Il G77+Cina, che riunisce 133 paesi in via di sviluppo (quasi tutti dell’emisfero sud) e la Cina, si è riunito il 28 settembre per discutere di come cooperare meglio per promuovere i propri interessi riguardo a cambiamento climatico, sicurezza alimentare e povertà. Nella stessa riunione l’Argentina ha assunto la presidenza del G77 e lo guiderà alla Conferenza di Cancun.
Il ministro degli esteri egiziano Ahmed Aboul Gheit, non certo accusabile di essere anti-occidentale, ha detto che i Paesi in via di sviluppo non ricevono aiuti sufficienti e non hanno la forza economica che si meritano: «Il cuore del problema è la mancanza di finanziamenti adeguati a causa del fallimento di molti paesi industrializzati di rispettare gli impegni economici».

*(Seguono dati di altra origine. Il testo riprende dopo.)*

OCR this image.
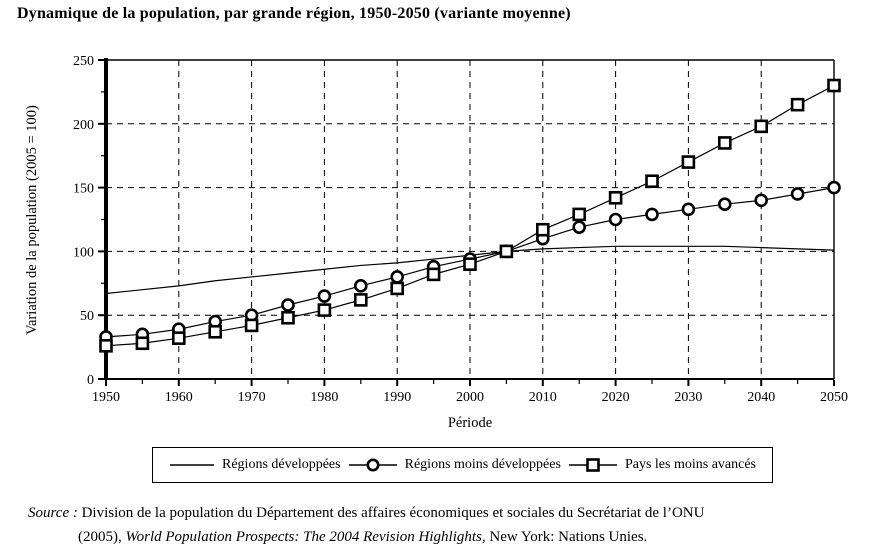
Dynamique de la population, par grande région, 1950-2050 (variante moyenne)
Période
Variation de la population (2005 = 100)
0
50
100
150
200
250
1950	1960	1970	1980	1990	2000	2010	2020	2030	2040	2050
Régions développées	Régions moins développées	Pays les moins avancés
Source : Division de la population du Département des affaires économiques et sociales du Secrétariat de l’ONU
(2005), World Population Prospects: The 2004 Revision Highlights, New York: Nations Unies.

Il vicesegretario del G77 Sha Zukang, responsabile per gli affari economici e sociali, ha sottolineato Il degrado accelerato dell’ambiente e la continua mancanza di consenso nella comunità internazionale su come affrontare il cambiamento climatico: «In questo contesto di molteplici crisi … il ruolo di leadership del Gruppo dei 77 non è mai stato più importante». Un ruolo riconosciuto dal presidente dell’Assemblea generale dell’Onu, lo svizzero Joseph Deis, che ha detto: «Il G77 rappresenta quasi i due terzi degli Stati membri delle Nazioni Unite ed è sempre più riconosciuto come potenza economica emergente». Deis ha anche chiesto «Un’azione globale per affrontare le sfide e le minacce alle quali è di fronte un mondo sempre più interdipendente, tra cui la crisi finanziaria ed i cambiamenti climatici».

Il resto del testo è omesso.